Konuşmalar bu minval üzre devam ediyor... Aradan yıllar geçiyor ve geliyoruz bugünlere... Niye “bugünlere” dedim, çünkü “aradan geçen 10 yılda” Sarıgül, belki bazı kavramları öğrenmiştir diye...
Ama, ne gezer!..
Tarih 24 Mart 2014...
Mustafa Sarıgül, “ittifak anlaşması” gereği Samanyolu Haber Televizyonu’ndadır...
Samanyolu Haber Genel Yayın Yönetmeni Metin Yıkar da, “çanak sorular”la Sarıgül’ü yıkamaya-yağlamaya çalışmaktadır...
Ne var ki;
Konuşmasının bir yerinde, Sarıgül, öyle bir “gaf” yapıyor, öyle bir “pot” kırıyor ki, Metin Yıkar; “Nereden çağırdım bu adamı?.. Keşke çağırmaz olaydım” dercesine, “yere bakmaya” başlıyor... O anki hali; “Yer yarılsa da, yerin dibine girsem” diyen bir ruh halidir!..
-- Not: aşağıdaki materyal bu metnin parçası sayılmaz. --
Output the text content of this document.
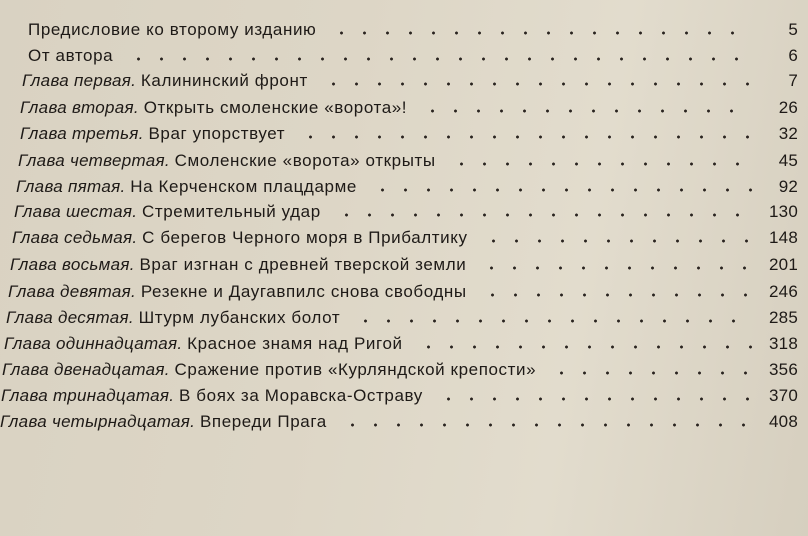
Предисловие ко второму изданию	5
От автора	6
Глава первая. Калининский фронт	7
Глава вторая. Открыть смоленские «ворота»!	26
Глава третья. Враг упорствует	32
Глава четвертая. Смоленские «ворота» открыты	45
Глава пятая. На Керченском плацдарме	92
Глава шестая. Стремительный удар	130
Глава седьмая. С берегов Черного моря в Прибалтику	148
Глава восьмая. Враг изгнан с древней тверской земли	201
Глава девятая. Резекне и Даугавпилс снова свободны	246
Глава десятая. Штурм лубанских болот	285
Глава одиннадцатая. Красное знамя над Ригой	318
Глава двенадцатая. Сражение против «Курляндской крепости»	356
Глава тринадцатая. В боях за Моравска-Остраву	370
Глава четырнадцатая. Впереди Прага	408
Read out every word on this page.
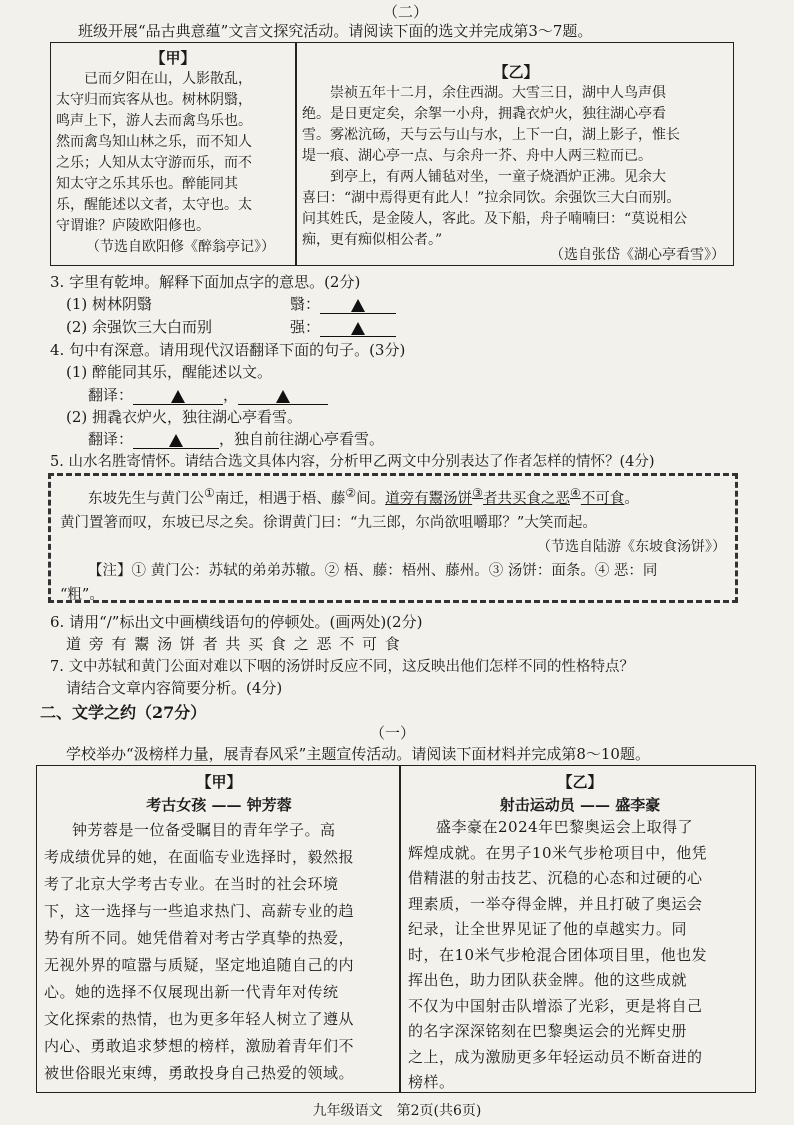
（二）
班级开展“品古典意蕴”文言文探究活动。请阅读下面的选文并完成第3～7题。
【甲】
已而夕阳在山，人影散乱，
太守归而宾客从也。树林阴翳，
鸣声上下，游人去而禽鸟乐也。
然而禽鸟知山林之乐，而不知人
之乐；人知从太守游而乐，而不
知太守之乐其乐也。醉能同其
乐，醒能述以文者，太守也。太
守谓谁？庐陵欧阳修也。
（节选自欧阳修《醉翁亭记》）
【乙】
崇祯五年十二月，余住西湖。大雪三日，湖中人鸟声俱
绝。是日更定矣，余挐一小舟，拥毳衣炉火，独往湖心亭看
雪。雾凇沆砀，天与云与山与水，上下一白，湖上影子，惟长
堤一痕、湖心亭一点、与余舟一芥、舟中人两三粒而已。
到亭上，有两人铺毡对坐，一童子烧酒炉正沸。见余大
喜曰：“湖中焉得更有此人！”拉余同饮。余强饮三大白而别。
问其姓氏，是金陵人，客此。及下船，舟子喃喃曰：“莫说相公
痴，更有痴似相公者。”
（选自张岱《湖心亭看雪》）
3. 字里有乾坤。解释下面加点字的意思。(2分)
(1) 树林阴翳	翳：
(2) 余强饮三大白而别	强：
4. 句中有深意。请用现代汉语翻译下面的句子。(3分)
(1) 醉能同其乐，醒能述以文。
翻译：	，
(2) 拥毳衣炉火，独往湖心亭看雪。
翻译：	，独自前往湖心亭看雪。
5. 山水名胜寄情怀。请结合选文具体内容，分析甲乙两文中分别表达了作者怎样的情怀？(4分)
东坡先生与黄门公①南迁，相遇于梧、藤②间。道旁有鬻汤饼③者共买食之恶④不可食。
黄门置箸而叹，东坡已尽之矣。徐谓黄门曰：“九三郎，尔尚欲咀嚼耶？”大笑而起。
（节选自陆游《东坡食汤饼》）
【注】① 黄门公：苏轼的弟弟苏辙。② 梧、藤：梧州、藤州。③ 汤饼：面条。④ 恶：同
“粗”。
6. 请用“/”标出文中画横线语句的停顿处。(画两处)(2分)
道 旁 有 鬻 汤 饼 者 共 买 食 之 恶 不 可 食
7. 文中苏轼和黄门公面对难以下咽的汤饼时反应不同，这反映出他们怎样不同的性格特点？
请结合文章内容简要分析。(4分)
二、文学之约（27分）
（一）
学校举办“汲榜样力量，展青春风采”主题宣传活动。请阅读下面材料并完成第8～10题。
【甲】
考古女孩 —— 钟芳蓉
钟芳蓉是一位备受瞩目的青年学子。高
考成绩优异的她，在面临专业选择时，毅然报
考了北京大学考古专业。在当时的社会环境
下，这一选择与一些追求热门、高薪专业的趋
势有所不同。她凭借着对考古学真挚的热爱，
无视外界的喧嚣与质疑，坚定地追随自己的内
心。她的选择不仅展现出新一代青年对传统
文化探索的热情，也为更多年轻人树立了遵从
内心、勇敢追求梦想的榜样，激励着青年们不
被世俗眼光束缚，勇敢投身自己热爱的领域。
【乙】
射击运动员 —— 盛李豪
盛李豪在2024年巴黎奥运会上取得了
辉煌成就。在男子10米气步枪项目中，他凭
借精湛的射击技艺、沉稳的心态和过硬的心
理素质，一举夺得金牌，并且打破了奥运会
纪录，让全世界见证了他的卓越实力。同
时，在10米气步枪混合团体项目里，他也发
挥出色，助力团队获金牌。他的这些成就
不仅为中国射击队增添了光彩，更是将自己
的名字深深铭刻在巴黎奥运会的光辉史册
之上，成为激励更多年轻运动员不断奋进的
榜样。
九年级语文　第2页(共6页)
Metin Yıkar’ı “yerin dibine” geçiren Sarıgül’ün sözleri şöyledir:
“Mimar Sinan o güzel tarihi binaları bize bıraktı, o güzel surları bizim için yaptı, biz Mimar Sinan evlatları olarak bize bıraktığı o siluete ve yapılara sahip çıkamadık.”
Mustafa Sarıgül’ün “engin tarihi bilgisi”ni görüyor musunuz?.. “5. yüzyılda” yapımına başlanan “sur”ları, 1538’de “Mimarbaşı” olan Sinan’a inşa ettiriyor!!!..
Sormak lâzım kendisine;
O “sur”ları, Mimar Sinan 1500’lü yıllarda yaptıysa, Fatih Sultan Mehmet, 1453’te İstanbul’u fethederken, “hangi surları yıktı” acaba?..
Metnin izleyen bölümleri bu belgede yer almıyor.